IEA urges Russian gas sector reform

July 25, 2006
Massive volumes of natural gas wasted annually in Russia's gas sector and the lack of investments in developing new fields to offset depletion of key producing fields "will begin to affect Russia's position as a secure and reliable supplier," cautions a recently released IEA study.

Doris Leblond
OGJ Correspondent

PARIS, July 25 -- Massive volumes of natural gas wasted annually in Russia's gas sector and the lack of investments in developing new fields to offset depletion of key producing fields "will begin to affect Russia's position as a secure and reliable supplier" unless structural and regulatory reforms are introduced swiftly, cautions an International Energy Agency study released at the close of the G8 Summit in St.
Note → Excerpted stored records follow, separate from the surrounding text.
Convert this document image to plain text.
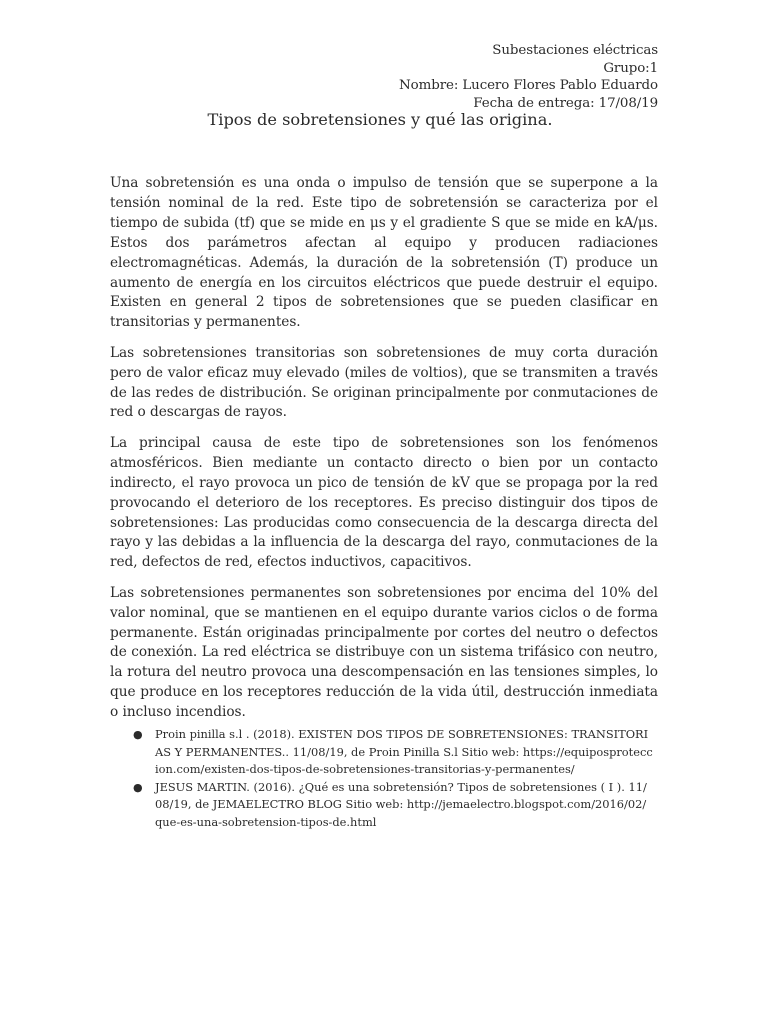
Subestaciones eléctricas
Grupo:1
Nombre: Lucero Flores Pablo Eduardo
Fecha de entrega: 17/08/19
Tipos de sobretensiones y qué las origina.

Una sobretensión es una onda o impulso de tensión que se superpone a la tensión nominal de la red. Este tipo de sobretensión se caracteriza por el tiempo de subida (tf) que se mide en μs y el gradiente S que se mide en kA/μs. Estos dos parámetros afectan al equipo y producen radiaciones electromagnéticas. Además, la duración de la sobretensión (T) produce un aumento de energía en los circuitos eléctricos que puede destruir el equipo. Existen en general 2 tipos de sobretensiones que se pueden clasificar en transitorias y permanentes.

Las sobretensiones transitorias son sobretensiones de muy corta duración pero de valor eficaz muy elevado (miles de voltios), que se transmiten a través de las redes de distribución. Se originan principalmente por conmutaciones de red o descargas de rayos.

La principal causa de este tipo de sobretensiones son los fenómenos atmosféricos. Bien mediante un contacto directo o bien por un contacto indirecto, el rayo provoca un pico de tensión de kV que se propaga por la red provocando el deterioro de los receptores. Es preciso distinguir dos tipos de sobretensiones: Las producidas como consecuencia de la descarga directa del rayo y las debidas a la influencia de la descarga del rayo, conmutaciones de la red, defectos de red, efectos inductivos, capacitivos.

Las sobretensiones permanentes son sobretensiones por encima del 10% del valor nominal, que se mantienen en el equipo durante varios ciclos o de forma permanente. Están originadas principalmente por cortes del neutro o defectos de conexión. La red eléctrica se distribuye con un sistema trifásico con neutro, la rotura del neutro provoca una descompensación en las tensiones simples, lo que produce en los receptores reducción de la vida útil, destrucción inmediata o incluso incendios.

● Proin pinilla s.l . (2018). EXISTEN DOS TIPOS DE SOBRETENSIONES: TRANSITORIAS Y PERMANENTES.. 11/08/19, de Proin Pinilla S.l Sitio web: https://equiposproteccion.com/existen-dos-tipos-de-sobretensiones-transitorias-y-permanentes/
● JESUS MARTIN. (2016). ¿Qué es una sobretensión? Tipos de sobretensiones ( I ). 11/08/19, de JEMAELECTRO BLOG Sitio web: http://jemaelectro.blogspot.com/2016/02/que-es-una-sobretension-tipos-de.html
Petersburg last week.

The study faults OAO Gazprom's 90% gas sector monopoly, which limits upstream gas investments and third party access to its gas lines by independent gas producers and oil companies.
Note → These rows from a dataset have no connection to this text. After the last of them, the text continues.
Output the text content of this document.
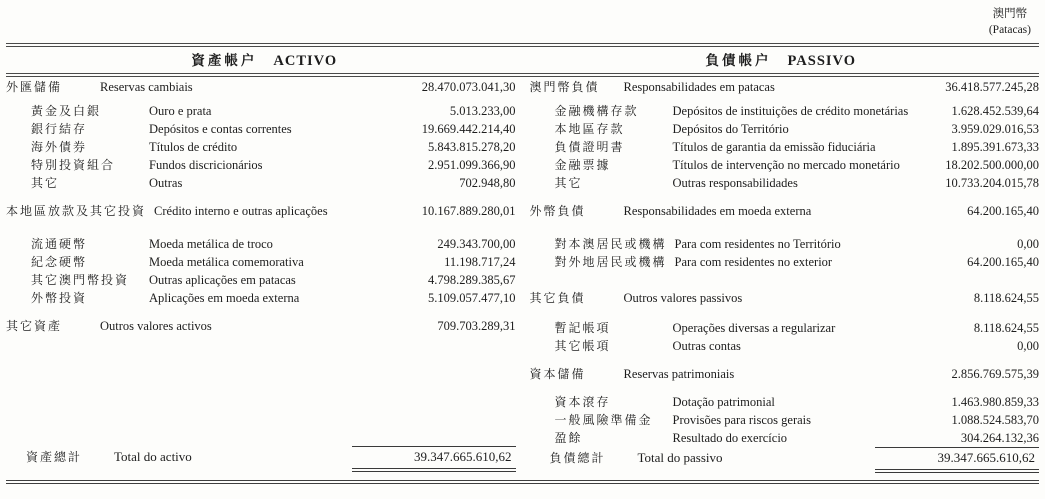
澳門幣
(Patacas)
資產帳户 ACTIVO	負債帳户 PASSIVO
外匯儲備	Reservas cambiais	28.470.073.041,30
黃金及白銀	Ouro e prata	5.013.233,00
銀行結存	Depósitos e contas correntes	19.669.442.214,40
海外債券	Títulos de crédito	5.843.815.278,20
特別投資組合	Fundos discricionários	2.951.099.366,90
其它	Outras	702.948,80
本地區放款及其它投資 Crédito interno e outras aplicações	10.167.889.280,01
流通硬幣	Moeda metálica de troco	249.343.700,00
紀念硬幣	Moeda metálica comemorativa	11.198.717,24
其它澳門幣投資	Outras aplicações em patacas	4.798.289.385,67
外幣投資	Aplicações em moeda externa	5.109.057.477,10
其它資產	Outros valores activos	709.703.289,31
資產總計	Total do activo	39.347.665.610,62
澳門幣負債	Responsabilidades em patacas	36.418.577.245,28
金融機構存款	Depósitos de instituições de crédito monetárias	1.628.452.539,64
本地區存款	Depósitos do Território	3.959.029.016,53
負債證明書	Títulos de garantia da emissão fiduciária	1.895.391.673,33
金融票據	Títulos de intervenção no mercado monetário	18.202.500.000,00
其它	Outras responsabilidades	10.733.204.015,78
外幣負債	Responsabilidades em moeda externa	64.200.165,40
對本澳居民或機構 Para com residentes no Território	0,00
對外地居民或機構 Para com residentes no exterior	64.200.165,40
其它負債	Outros valores passivos	8.118.624,55
暫記帳項	Operações diversas a regularizar	8.118.624,55
其它帳項	Outras contas	0,00
資本儲備	Reservas patrimoniais	2.856.769.575,39
資本滾存	Dotação patrimonial	1.463.980.859,33
一般風險準備金	Provisões para riscos gerais	1.088.524.583,70
盈餘	Resultado do exercício	304.264.132,36
負債總計	Total do passivo	39.347.665.610,62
President of this year's G8—the world's eight most-developed countries—Russia had put the focus on energy security, a moot point for the world's largest gas producer and exporter whose ability to supply Europe's growing gas needs is open to question by the IEA publication.

Russia, like its seven counterparts, all signed the final Summit communiqué outlining a "plan of action for global energy security." It calls for transparency, predictability, and stability of energy markets, improved investment climate, enhanced energy efficiency, and energy conservation, and addresses climate change and sustainable development. However, IEA's 200-page study, "Optimizing Russian Natural Gas—Reform and Climate Policy," found all of these lacking in Russia.

The study focuses on energy security and reduction of greenhouse gas (GHG) emissions and highlights Russia's energy-saving potential and the means for achieving it. IEA determined that at least 30 billion cu m—more than 20% of Russian exports to Organization for Economic Cooperation and Development countries in Europe—could be saved annually by introducing more advanced, available technology and energy efficiency measures to reduce leaks and greenhouse gas (GHG) emissions in the transmission and distribution sector and gas flaring at oil fields.

Gazprom officially reports flaring 15 billion cu m/year of gas, but IEA's preliminary estimates puts it as high as 60 billion cu m/year in a Satellite Image Calibration Study of West Siberia conducted with the US National Oceanic and Atmospheric Administration.

The principal reason oil companies and independents flare the gas is Gazprom's refusal to buy their associated gas. The use of associated gas also is limited by low domestic gas prices, the distances between production and consumption points, limited gas requirements by oil companies, cost of necessary infrastructure, and low associated gas flow rates.

Savings hovering between 5-10 billion cu m could also result from reducing gas losses from the country's under-invested and poorly maintained gas transmission and distribution system, according to the report. Together with gas flaring, an estimated 298 million tonnes of CO2 equivalent GHG was emitted in 2004.

The study identifies beneficial synergies between climate policy goals and the huge potential for energy efficiency possible in Russia. The large volumes of gas saved could be exported at current high prices, and the reductions of 150 million tonnes of CO2 equivalent could be sold on the emerging international carbon market.

"Monetizing GHG reductions improves economics," IEA said.

IEA also is troubled by Gazprom's priority focus on foreign acquisitions and on developing export infrastructure to the detriment of its domestic network and upstream development. Much of its estimated $7 billion/year investments since 2003 have been so directed, and Russia's focus on proposed megaprojects—an LNG project on the Yamal Peninsula and development of Shtokman gas-condensate field in the Barents Sea—will further require huge investments to produce expensive gas (OGJ, Feb. 20, 2006, p.30).

Gazprom's reliance since 2003 on Central Asian gas to meet the growth of its European contracts also worries IEA. This policy "has put off addressing the fundamental problem of compensating for the decline of its three major fields and the need for reform of the Russian gas sector," the study said.

EIA envisages a gradually increasing supply shortfall against Gazprom's existing contracts "beginning in the next few years if timely investment is not made in new fields" and all barriers to "a sustainable functioning" of its gas sector are not lifted.